Ya sé que los tiempos son ejemplares para el olvido, pero el recuerdo es el interés que se cobra la muerte en días como estos, cuando tenemos que evitar sepultar nuestra memoria común. Estamos tan acostumbrados a las absoluciones selectivas que no nos preocupa pasar por el trámite indecoroso de la confesión. Jünger fue un escritor admirable cuyas Tempestades de acero ingresaron en el cuadro de honor de la aterradora experiencia de la Gran Guerra, un episodio del que algunos volvieron convertidos en pacifistas, mientras otros consideraban los valores del conflicto como la génesis de una nueva moral.

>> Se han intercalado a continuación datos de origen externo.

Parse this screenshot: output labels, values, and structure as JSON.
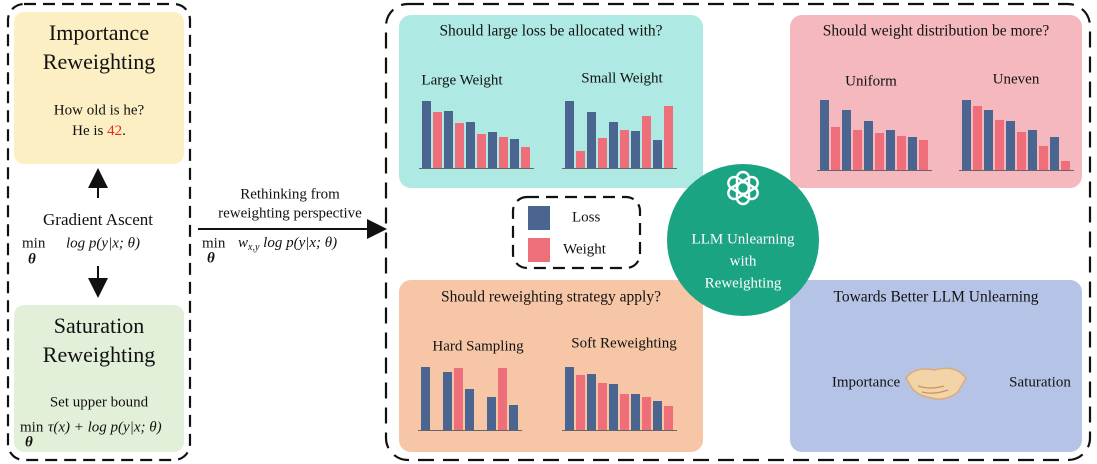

También fue el teórico de una sociedad organizada de acuerdo con los sentimientos heroicos de los críticos de la decadencia en uno de sus textos sagrados, El trabajador. Se incluyó en un estado de espíritu al que disgustaba cómo se organizaba el mobiliario cultural democrático de la primera posguerra. Y ese movimiento, que se llamó la revolución conservadora, conectó con los diversos no conformismos europeos que habrían de alfabetizar el fascismo. Para mayor desatino, a Jünger le molestaron los nazis, un movimiento plebeyo que creía ser la nueva aristocracia.

A tantos años de distancia, Ernst Jünger era un venerable anciano cuya calidad estilística y cuyo retiro parecía merecerse el silencio de esa debilidad de espíritu que empujó a tantos intelectuales a mostrar su coquetería con ciertas ideas-fuerza del fascismo. Tal vez él se haya ganado por fin el silencio, pero las víctimas efectivas de aquel desorden moral no se merecen el olvido. Ni siquiera el de las complicidades furtivas.


Ferrán Gallego es profesor de Historia Contemporánea de la Universidad Autónoma de Barcelona.